James Tisch, president of Loews Corp. and chairman of United Jewish Communities, was selected by a nominating committee last Friday to become chairman of the Conference of Presidents of Major American Jewish Organizations. If confirmed by the full conference at its general meeting April 30, he would succeed publisher and real-estate executive Mortimer Zuckerman, who steps down in June after two one-year terms.
The Presidents Conference, a loose association of 52 groups ranging from left to right and Orthodox to Reform, is informally recognized in Washington, Jerusalem and other capitals as the central voice of affiliated American Jews on matters related to the Middle East. It has also taken a high-profile role on some domestic security matters in recent years.
Tisch, a registered Democrat and a Phi Beta Kappa graduate of Cornell University, told the Forward that he is “pleased and gratified” to have been chosen.
Tisch is a member of a prominent family that owns hotels and other interests, including Lorillard Tobacco Co., CNA Financial Corp. and Bulova Corp. His father, Laurence Tisch, is a former chairman of CBS, and his uncle Preston R. “Bob” Tisch is a former postmaster general of the United States.
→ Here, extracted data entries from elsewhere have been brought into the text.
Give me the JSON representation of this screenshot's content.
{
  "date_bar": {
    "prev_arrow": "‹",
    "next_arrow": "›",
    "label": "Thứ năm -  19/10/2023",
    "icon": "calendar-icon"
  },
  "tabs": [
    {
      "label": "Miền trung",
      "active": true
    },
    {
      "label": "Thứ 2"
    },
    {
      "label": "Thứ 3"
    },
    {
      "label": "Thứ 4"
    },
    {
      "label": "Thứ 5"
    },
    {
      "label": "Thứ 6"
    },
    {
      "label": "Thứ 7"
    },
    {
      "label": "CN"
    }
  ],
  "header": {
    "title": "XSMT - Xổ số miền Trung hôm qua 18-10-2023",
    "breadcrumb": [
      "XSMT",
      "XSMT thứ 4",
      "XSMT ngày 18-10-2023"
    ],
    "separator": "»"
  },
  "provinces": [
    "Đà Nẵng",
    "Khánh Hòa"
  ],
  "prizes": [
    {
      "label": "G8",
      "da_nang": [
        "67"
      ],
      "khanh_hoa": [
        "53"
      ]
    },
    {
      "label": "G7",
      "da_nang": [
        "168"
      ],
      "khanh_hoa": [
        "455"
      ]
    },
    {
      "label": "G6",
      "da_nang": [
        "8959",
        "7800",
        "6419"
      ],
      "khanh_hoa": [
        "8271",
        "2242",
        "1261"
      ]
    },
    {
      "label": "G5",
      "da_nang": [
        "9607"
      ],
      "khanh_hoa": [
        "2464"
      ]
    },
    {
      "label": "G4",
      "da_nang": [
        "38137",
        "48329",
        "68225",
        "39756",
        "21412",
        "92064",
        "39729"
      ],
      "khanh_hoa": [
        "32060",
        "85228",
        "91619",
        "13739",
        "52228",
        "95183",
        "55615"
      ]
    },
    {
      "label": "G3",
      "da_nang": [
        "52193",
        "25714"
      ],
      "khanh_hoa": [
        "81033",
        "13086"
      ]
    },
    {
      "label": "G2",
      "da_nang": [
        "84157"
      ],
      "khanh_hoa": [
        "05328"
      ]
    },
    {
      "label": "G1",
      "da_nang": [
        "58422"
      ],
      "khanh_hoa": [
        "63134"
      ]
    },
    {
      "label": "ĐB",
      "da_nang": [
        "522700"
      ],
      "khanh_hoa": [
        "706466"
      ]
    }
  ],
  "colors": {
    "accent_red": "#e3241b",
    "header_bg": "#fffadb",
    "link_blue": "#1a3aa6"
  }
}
Critics say the selection of Tisch to head the Presidents Conference continues a pattern of naming wealthy chairmen because of their access to the corridors of power, without regard to their following among their organizational peers or their familiarity with the communal world they are supposed to lead.
The current chairman, Zuckerman, and his predecessor, Ronald Lauder, were both relative outsiders to the organizational world who became presidents of Jewish groups shortly before taking over the Conference of Presidents. Some critics have charged that their unfamiliarity with the organizational culture limited their ability to forge consensus among the diverse groups within the conference.
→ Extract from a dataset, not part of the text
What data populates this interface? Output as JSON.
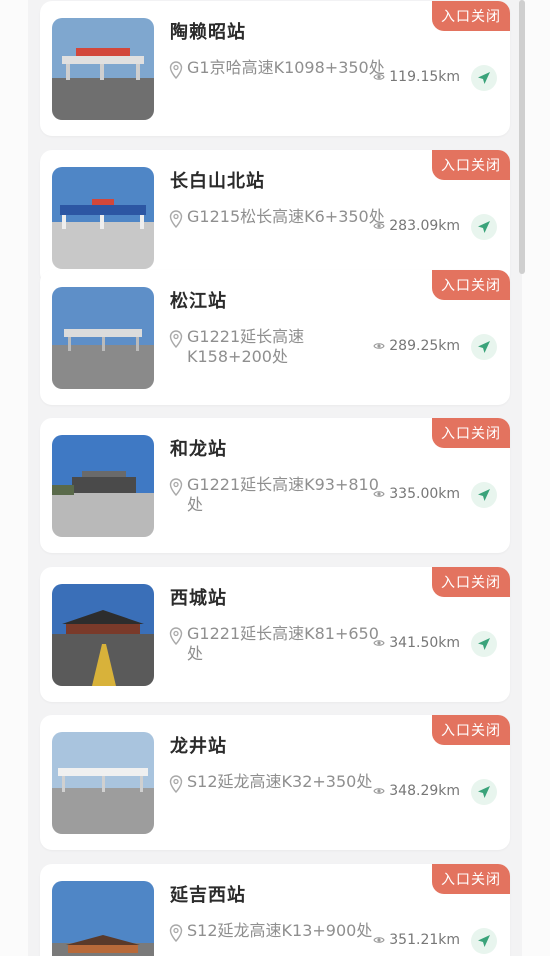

Tisch is unlikely to face the same criticism, however. A veteran of numerous hands-on volunteer communal posts, including terms as president of the New York Jewish Community Relations Council and of New York UJA-Federation, he is known for his strong views on the role of umbrella bodies in coordinating the policies of competing Jewish groups.
In 1999, as president of New York UJA-Federation, Tisch spearheaded an effort to redefine the role of the Jewish Council for Public Affairs, which coordinates the public-policy work of a dozen national Jewish bodies and 120 local federations and community councils. In a letter that was leaked to the press he called the public affairs council “out of touch” for its liberal stance on issues such as tax cuts and educational vouchers.
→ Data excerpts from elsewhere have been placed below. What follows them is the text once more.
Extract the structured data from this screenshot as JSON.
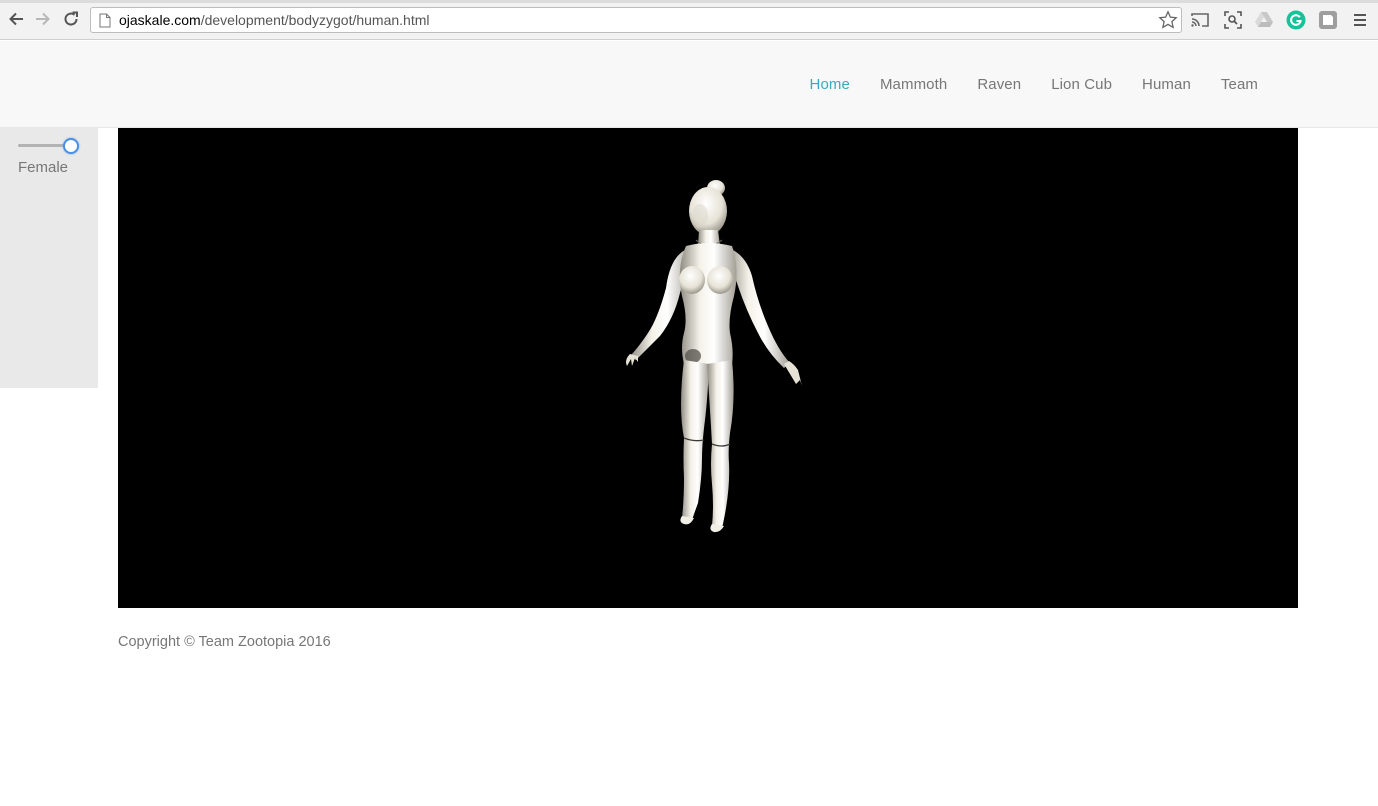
{
  "browser": {
    "url_host": "ojaskale.com",
    "url_path": "/development/bodyzygot/human.html"
  },
  "nav": {
    "items": [
      {
        "label": "Home",
        "active": true
      },
      {
        "label": "Mammoth",
        "active": false
      },
      {
        "label": "Raven",
        "active": false
      },
      {
        "label": "Lion Cub",
        "active": false
      },
      {
        "label": "Human",
        "active": false
      },
      {
        "label": "Team",
        "active": false
      }
    ],
    "active_color": "#3aa9c0",
    "text_color": "#777777"
  },
  "controls": {
    "gender_slider_value": 1,
    "gender_label": "Female"
  },
  "viewer": {
    "background": "#000000",
    "model": "female-human-3d-model"
  },
  "footer": {
    "copyright": "Copyright © Team Zootopia 2016"
  }
}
Since Tisch took over as head of UJC, which controls much of the public affairs council’s funding, some observers have seen a loosening of ties between the two bodies and a growing closeness between UJC and the Presidents Conference.
The “relationship [with the public affairs council] is distant, more distant than at the time of the merger” that created UJC in 2000, said a UJC lay leader, Chicago attorney Richard Wexler. “The relationship with the Presidents Conference is much closer.”
But UJC president and CEO Stephen Hoffman said that Tisch’s accession at the Presidents Conference was not evidence of any trend away from the public affairs council. The council’s own immediate past chairman, Len Cole, himself a candidate to head the Presidents Conference, also praised the choice of Tisch and said he had not seen any weakening of the relationship between the council and UJC.
“The election of Tisch is the election of Tisch,” said Abraham Foxman, national director of the Anti-Defamation League. “People are trying to find esoteric, metaphorical changes. There are none.”